Зейн крепко сжал зубы, чтобы не накричать на него.
– Он человек и, значит, стоит уже на одну ступень выше, чем ты.
Повернув голову в сторону толпившихся вокруг Джимми ребят, Барри с удивлением заметил, что теперь все смотрели на Джимми совершенно иначе. Всем хотелось дружить с ним.
«Может, это не так уж и плохо?» – подумал Барри. Не сказав ни слова, он подошел к ребятам и смешался с толпой, делая вид, что все время находился тут.
Лили прижалась к обнаженной груди Зейна. Они занимались любовью уже больше часа, экспериментируя со своими телами, словно играя в веселые приключения. Утром они уезжали. Работа закончилась.
Зейн гладил Лили по спине.
– Мне так хотелось, чтобы место было получше, Лили, – шептал он с некоторой грустью.
– Зейн, все и так прекрасно.
– Нет, Лили. Я хочу сказать, что мне хотелось, чтобы в первый раз ты была со мной в каком-нибудь совершенно особенном месте. Например, в нью-йоркском «Паласе». Чтобы в комнате были все удобства, шампанское и огромные букеты белых роз. Потом я повел бы тебя в театр на какое-нибудь грандиозное представление, а потом бы мы катались по Центральному парку в экипаже. Лили, я так много хочу сделать для тебя!
Лили приложила палец к его губам.
– Тш-ш. Не глупи. Мне ничего не нужно. Нужен только ты.
– Но, Лили! Мне хочется дать тебе все это. Ты этого заслуживаешь. Ты такая красивая, добрая, щедрая. Достаточно посмотреть, как ты помогла Эванджелине. Она стала совсем приличной девочкой.
– Мне кажется, люди почти всегда делаются лучше, когда чувствуют, что их любят. Я так счастлива с тобой, что мне хочется, чтобы все стали такими же счастливыми.
Зейн приподнялся на локте.
– Лили, в один прекрасный день я уеду в Нью-Йорк. Я по-настоящему разбогатею, и тогда я смогу покупать тебе все самое лучшее. Мы будем путешествовать. Я куплю тебе настоящее парижское платье и поведу тебя в оперу.
– Зейн, но ведь ты не любишь оперу. И я тоже.
– Ладно. Тогда ты сможешь надеть его на концерт.
– Уже легче, – засмеялась она.
– Давай просто помечтаем, Лили.
– А что, это так важно – деньги, Нью-Йорк?

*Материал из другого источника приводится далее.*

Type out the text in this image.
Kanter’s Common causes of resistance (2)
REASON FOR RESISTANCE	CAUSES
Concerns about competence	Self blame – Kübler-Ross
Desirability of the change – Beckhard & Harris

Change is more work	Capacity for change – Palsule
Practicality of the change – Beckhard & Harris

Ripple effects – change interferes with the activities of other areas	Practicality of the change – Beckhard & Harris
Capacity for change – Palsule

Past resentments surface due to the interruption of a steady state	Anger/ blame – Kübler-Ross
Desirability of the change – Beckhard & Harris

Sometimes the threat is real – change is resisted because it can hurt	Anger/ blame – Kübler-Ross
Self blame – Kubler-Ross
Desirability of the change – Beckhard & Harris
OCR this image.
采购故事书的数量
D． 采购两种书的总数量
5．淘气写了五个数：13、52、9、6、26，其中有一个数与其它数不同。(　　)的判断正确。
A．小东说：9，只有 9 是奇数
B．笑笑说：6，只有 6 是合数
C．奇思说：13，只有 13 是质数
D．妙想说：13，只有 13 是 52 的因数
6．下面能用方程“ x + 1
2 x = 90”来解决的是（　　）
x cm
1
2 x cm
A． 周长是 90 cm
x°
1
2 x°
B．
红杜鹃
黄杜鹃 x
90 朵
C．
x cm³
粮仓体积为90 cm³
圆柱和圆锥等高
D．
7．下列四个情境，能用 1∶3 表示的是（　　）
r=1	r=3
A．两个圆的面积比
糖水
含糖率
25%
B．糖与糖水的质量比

– Да. Мой папа так и не смог выбраться со старого грязного ранчо. Я должен сделать это, уехать туда, куда он всегда хотел. Должен же хоть один из Макалистеров завоевать Нью-Йорк!
Лили надолго задумалась.
– И отец разрешит тебе уехать?
– Конечно, а как же? Пока он болен, я не уеду. Но он хочет, чтобы я уехал.
– А мой папа всегда говорит, что семья должна держаться вместе, не важно где. Он мне тысячу раз повторял это. Мне кажется, если бы ты действительно любил своих родителей, то остался бы в Техасе.
– Я люблю их, но у меня должна быть своя жизнь. И ты, Лили, не останешься в Техасе. Ты поедешь со мной в Нью-Йорк.
Лили взглянула ему прямо в глаза.
– Я поеду с тобой куда угодно, Зейн. – Она посмотрела на него умоляюще. – А ты уверен, что не хочешь остаться в Техасе? Разве Хьюстон недостаточно велик для тебя?
Приподняв пальцем ее подбородок, он нежно поцеловал ее в губы.
– Нью-Йорк – это Нью-Йорк, детка. Как ни крути.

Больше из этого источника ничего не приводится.